If you’re not comfortable handling backend tasks, then it’s probably not the option for you.
Very good. Takes a while to get it setup to your own taste/needs, but worth the effort. Loads of online help for the most common stumbling blocks.
Having tried numerous e-commerce platforms opencart is by far my favourite.
I love that you can easily buy modifications from the marketplace for niche use case scenarios, and if not there are developers that are very knowledgeable of the product so custom functionality isn't a problem.
OpenCart comes with a straightforward, minimal theme that’s already installed. Users that want to change the design have two options: buy a theme from the marketplace or edit the source code directly.
The themes in the marketplace are relatively well-priced - most cost around $20 - and this is a definite plus. There are lots of options on offer, tailored for a variety of online sectors, so you’re certain to find one that fits your needs.
OpenCart doesn’t provide a site-builder for users. If you’re not comfortable editing code directly, then you’ll struggle to make small design changes.
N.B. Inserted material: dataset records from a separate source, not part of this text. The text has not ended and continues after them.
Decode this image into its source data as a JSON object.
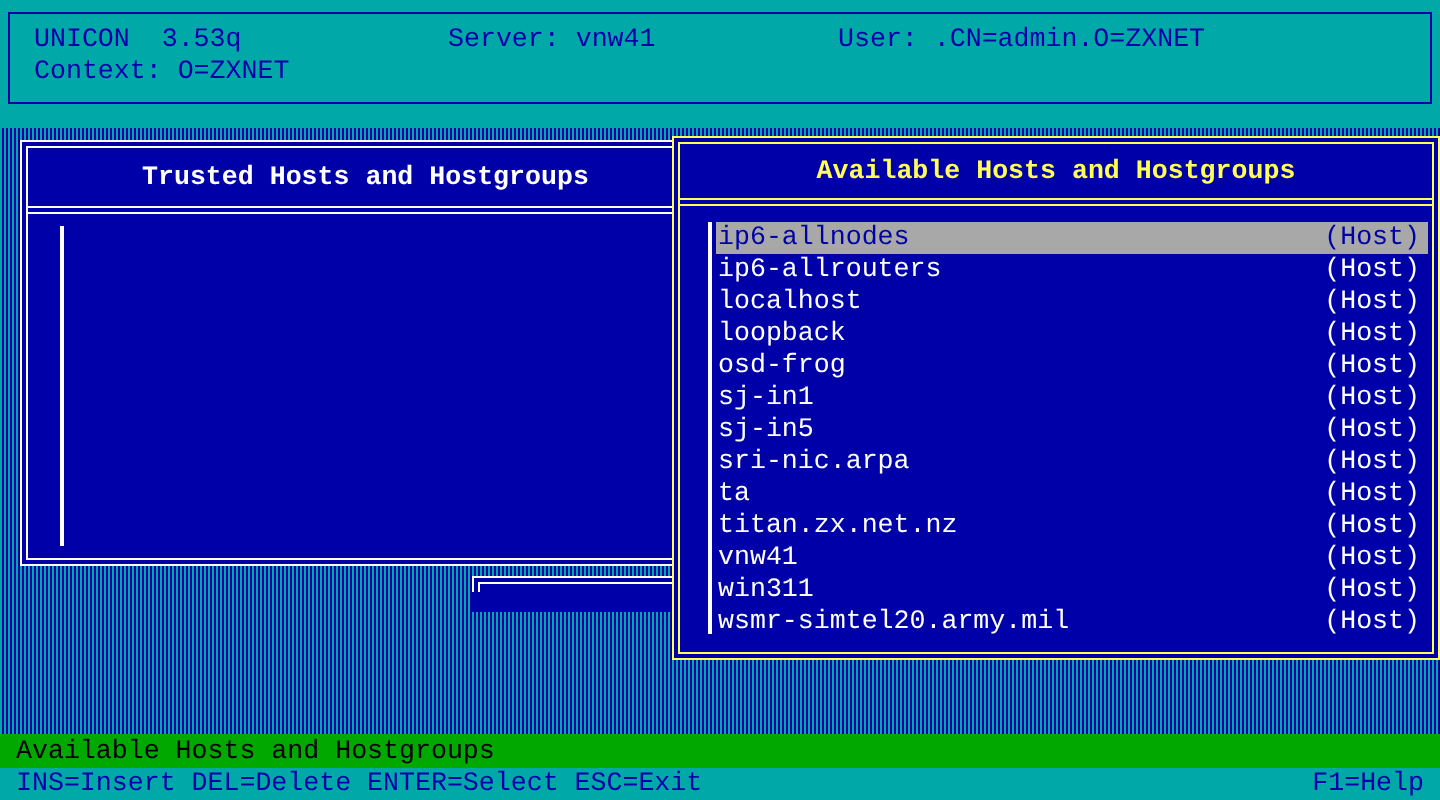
{
  "header": {
    "app": "UNICON  3.53q",
    "server": "Server: vnw41",
    "user": "User: .CN=admin.O=ZXNET",
    "context": "Context: O=ZXNET"
  },
  "trusted_panel": {
    "title": "Trusted Hosts and Hostgroups",
    "active": false
  },
  "available_panel": {
    "title": "Available Hosts and Hostgroups",
    "active": true,
    "items": [
      {
        "name": "ip6-allnodes",
        "type": "(Host)",
        "selected": true
      },
      {
        "name": "ip6-allrouters",
        "type": "(Host)",
        "selected": false
      },
      {
        "name": "localhost",
        "type": "(Host)",
        "selected": false
      },
      {
        "name": "loopback",
        "type": "(Host)",
        "selected": false
      },
      {
        "name": "osd-frog",
        "type": "(Host)",
        "selected": false
      },
      {
        "name": "sj-in1",
        "type": "(Host)",
        "selected": false
      },
      {
        "name": "sj-in5",
        "type": "(Host)",
        "selected": false
      },
      {
        "name": "sri-nic.arpa",
        "type": "(Host)",
        "selected": false
      },
      {
        "name": "ta",
        "type": "(Host)",
        "selected": false
      },
      {
        "name": "titan.zx.net.nz",
        "type": "(Host)",
        "selected": false
      },
      {
        "name": "vnw41",
        "type": "(Host)",
        "selected": false
      },
      {
        "name": "win311",
        "type": "(Host)",
        "selected": false
      },
      {
        "name": "wsmr-simtel20.army.mil",
        "type": "(Host)",
        "selected": false
      }
    ]
  },
  "status_bar": {
    "message": "Available Hosts and Hostgroups",
    "keys": "INS=Insert DEL=Delete ENTER=Select ESC=Exit",
    "help": "F1=Help"
  }
}
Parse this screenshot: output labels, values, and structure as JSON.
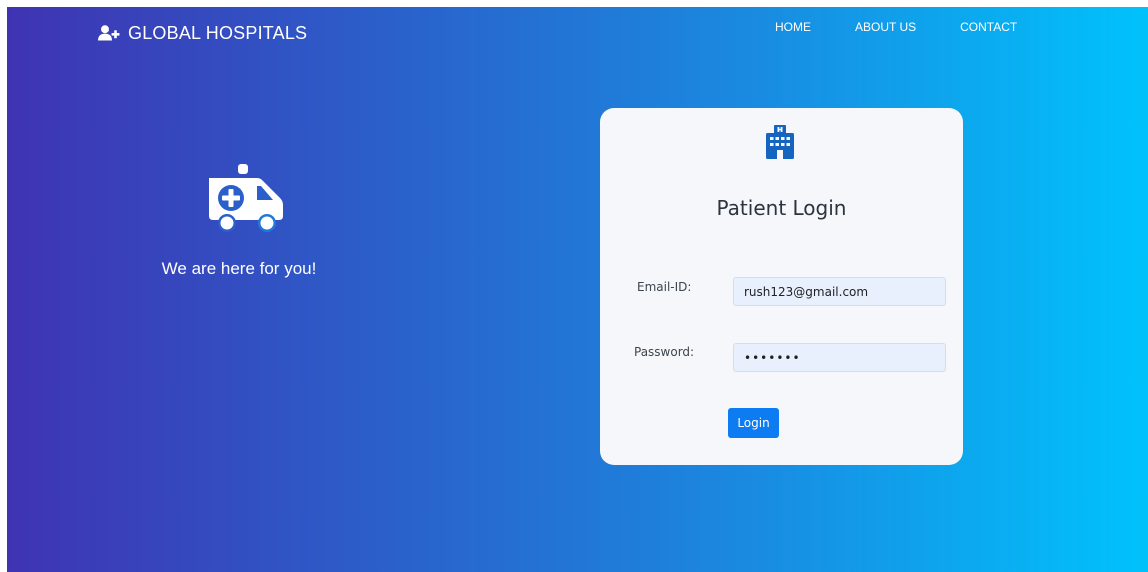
{
  "navbar": {
    "brand_icon": "user-plus-icon",
    "brand_text": "GLOBAL HOSPITALS",
    "links": [
      {
        "label": "HOME"
      },
      {
        "label": "ABOUT US"
      },
      {
        "label": "CONTACT"
      }
    ]
  },
  "hero": {
    "icon": "ambulance-icon",
    "tagline": "We are here for you!"
  },
  "login": {
    "icon": "hospital-building-icon",
    "title": "Patient Login",
    "email_label": "Email-ID:",
    "email_value": "rush123@gmail.com",
    "password_label": "Password:",
    "password_value": "•••••••",
    "button_label": "Login"
  },
  "colors": {
    "gradient_start": "#3f33b3",
    "gradient_end": "#00c2fb",
    "card_background": "#f5f7fa",
    "input_background": "#e8f0fe",
    "button": "#0d7cf2"
  }
}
Again, development experience is a must.
It’s difficult to fault a free platform. So why only eight out of ten?
First, let’s take a look at the positive side of things. The OpenCart feature-set is superb for a free, open-source platform. Users can take advantage of unlimited products and categories, multilingual and multi-currency support, product reviews, a shipping calculator, analytics reports, and more.
Where OpenCart starts to flounder a little is in regards to extensions and support. Dedicated support is $99/month. And extensions which provide extra functionality, such as integrations with third-party platforms, regularly run into the hundreds of dollars. Finally, retailers will have to take care of all hosting and maintenance costs themselves.
OpenCart support comes in three forms. Reviews of the quality of support are generally positive.
First, users have access to a free community forum. The forum is active and has over 110,000 members.
Second, a one-off paid option is available. For $99 you get a one-time technical fix with a 30-day bug-free guarantee.
Finally, a subscription option for $99/month provides you with a monthly maximum of five extension installations and three bug fixes.
We liked OpenCart. It’s a great free solution for retailers that want to manage backend tasks themselves. If you have a small or medium store, and don’t want to deal with the complexities of a platform like Magento or PrestaShop, then it’s well worth giving a go.
Where OpenCart stumbles a little is in regards to paid extensions and support. Add-ons often run into hundreds of dollars. And for the amount you pay for monthly support, you might as well opt for a fully-hosted plan like Shopify or BigCommerce that comes with support included.
Just remember, if you don’t have development and IT skills, you’ll likely struggle with OpenCart. If, on the other hand, you’re more of the DIY orientation, you’ll certainly value the intuitive dashboard and extensive, easy-to-use features.